Without getting too mired in technical details, I will say that we approached the marvelously-adept cocos2D framework as noobs, and Ben (the programmer) did a great job of not only sorting through that in record time, but dealing with Mac development for the first time as well. We had an early prototype up and running much earlier than I'd expected, and from there it was a matter of balancing and testing things.
Overall, there's a lot of pros and cons to our project, I will type up an exhaustive post-mortem detailing them all from my POV at some point soon. In the end, we were both very happy to release the game and it felt very reassuring when we got a lot of positive reviews from the gamers who tried our little app.
Armed with the knowledge we've gleaned from the whole experience, and now tempered after having gone through the entire procedure from start to finish, we are well into development of our next title and very eager to show it off.
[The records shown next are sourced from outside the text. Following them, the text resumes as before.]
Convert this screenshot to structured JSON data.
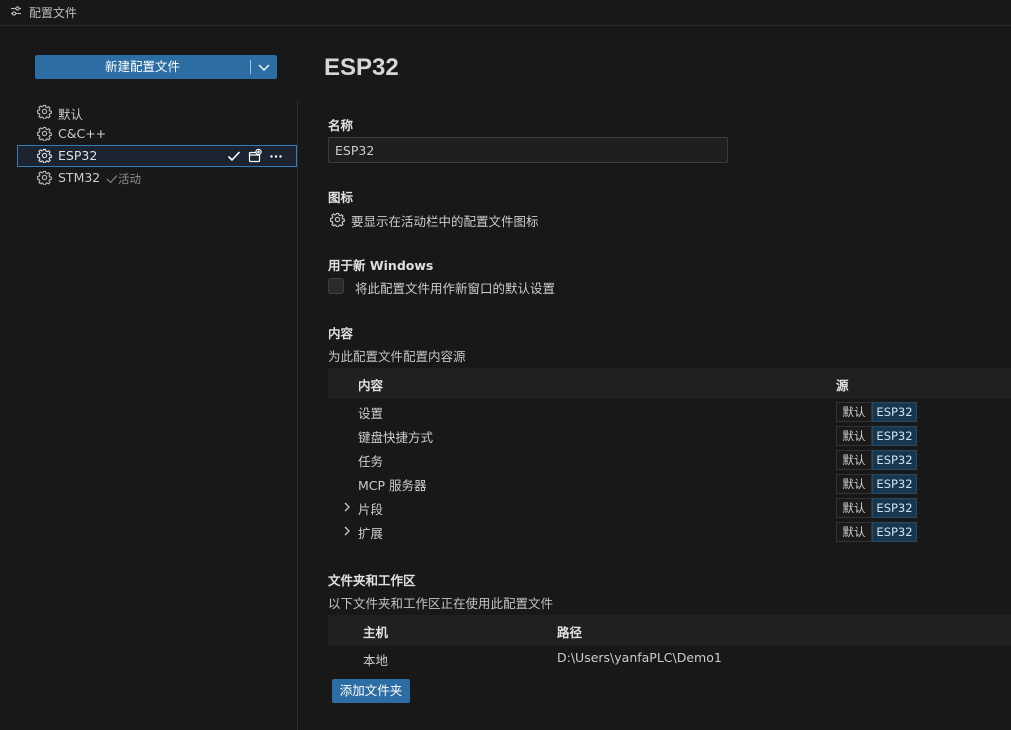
{
  "titlebar": {
    "title": "配置文件",
    "icon": "settings-sliders-icon"
  },
  "sidebar": {
    "new_button_label": "新建配置文件",
    "profiles": [
      {
        "name": "默认",
        "icon": "gear-icon"
      },
      {
        "name": "C&C++",
        "icon": "gear-icon"
      },
      {
        "name": "ESP32",
        "icon": "gear-icon",
        "selected": true
      },
      {
        "name": "STM32",
        "icon": "gear-icon",
        "active_label": "活动"
      }
    ]
  },
  "main": {
    "title": "ESP32",
    "name_section": {
      "label": "名称",
      "value": "ESP32"
    },
    "icon_section": {
      "label": "图标",
      "text": "要显示在活动栏中的配置文件图标"
    },
    "new_windows_section": {
      "label": "用于新 Windows",
      "checkbox_label": "将此配置文件用作新窗口的默认设置",
      "checked": false
    },
    "contents_section": {
      "label": "内容",
      "description": "为此配置文件配置内容源",
      "columns": {
        "content": "内容",
        "source": "源"
      },
      "rows": [
        {
          "label": "设置",
          "expandable": false,
          "source_default": "默认",
          "source_profile": "ESP32"
        },
        {
          "label": "键盘快捷方式",
          "expandable": false,
          "source_default": "默认",
          "source_profile": "ESP32"
        },
        {
          "label": "任务",
          "expandable": false,
          "source_default": "默认",
          "source_profile": "ESP32"
        },
        {
          "label": "MCP 服务器",
          "expandable": false,
          "source_default": "默认",
          "source_profile": "ESP32"
        },
        {
          "label": "片段",
          "expandable": true,
          "source_default": "默认",
          "source_profile": "ESP32"
        },
        {
          "label": "扩展",
          "expandable": true,
          "source_default": "默认",
          "source_profile": "ESP32"
        }
      ]
    },
    "folders_section": {
      "label": "文件夹和工作区",
      "description": "以下文件夹和工作区正在使用此配置文件",
      "columns": {
        "host": "主机",
        "path": "路径"
      },
      "rows": [
        {
          "host": "本地",
          "path": "D:\\Users\\yanfaPLC\\Demo1"
        }
      ],
      "add_button_label": "添加文件夹"
    }
  },
  "colors": {
    "accent": "#2c6da4",
    "background": "#181818",
    "selection_border": "#2f7dbd"
  }
}
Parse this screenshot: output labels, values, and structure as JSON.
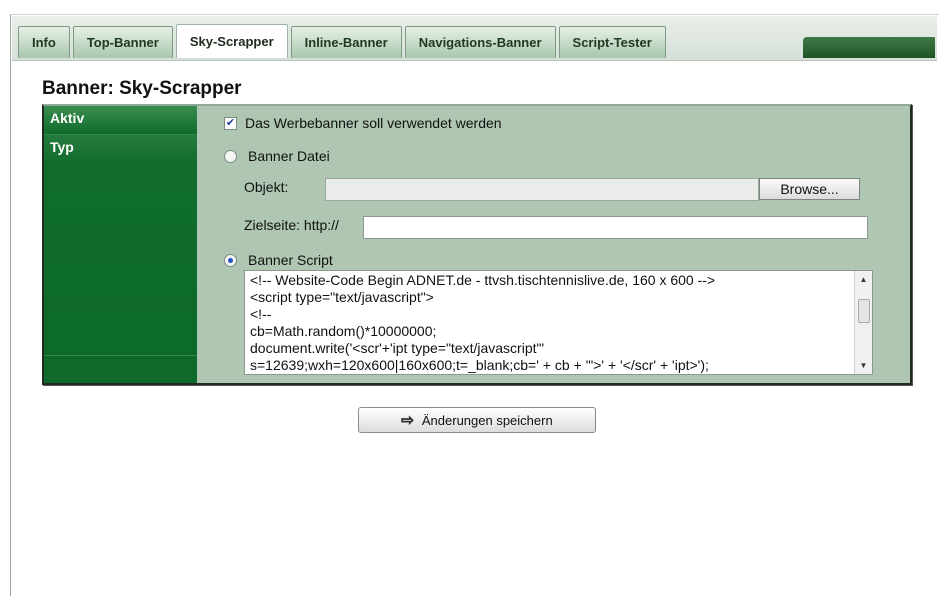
{
  "tabs": [
    {
      "label": "Info",
      "active": false
    },
    {
      "label": "Top-Banner",
      "active": false
    },
    {
      "label": "Sky-Scrapper",
      "active": true
    },
    {
      "label": "Inline-Banner",
      "active": false
    },
    {
      "label": "Navigations-Banner",
      "active": false
    },
    {
      "label": "Script-Tester",
      "active": false
    }
  ],
  "page_title": "Banner: Sky-Scrapper",
  "sidebar": {
    "aktiv": "Aktiv",
    "typ": "Typ"
  },
  "form": {
    "active_checkbox_label": "Das Werbebanner soll verwendet werden",
    "active_checked": true,
    "banner_datei_label": "Banner Datei",
    "banner_datei_selected": false,
    "objekt_label": "Objekt:",
    "objekt_value": "",
    "browse_label": "Browse...",
    "zielseite_label": "Zielseite: http://",
    "zielseite_value": "",
    "banner_script_label": "Banner Script",
    "banner_script_selected": true,
    "script_value": "<!-- Website-Code Begin ADNET.de - ttvsh.tischtennislive.de, 160 x 600 -->\n<script type=\"text/javascript\">\n<!--\ncb=Math.random()*10000000;\ndocument.write('<scr'+'ipt type=\"text/javascript\"'\ns=12639;wxh=120x600|160x600;t=_blank;cb=' + cb + '\">' + '</scr' + 'ipt>');"
  },
  "save_button": {
    "label": "Änderungen speichern",
    "icon": "arrow-right-icon"
  },
  "colors": {
    "sidebar_green": "#0e6a2a",
    "panel_bg": "#aec6b2",
    "tab_green": "#a9c6ad"
  }
}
Once again, it's a small team project being assembled within some very strict guidelines, but with that in mind it only takes a certain degree of creativity and proper understanding of how to allocate resources in order to produce some really enjoyable innovative software. Also, there is something to be said for a small group of driven individuals who know what they are doing, without having to jump through many of the hoops imposed by big-budget development - we can spend time working on only what we know we need to craft a finely-tuned, enjoyable experience.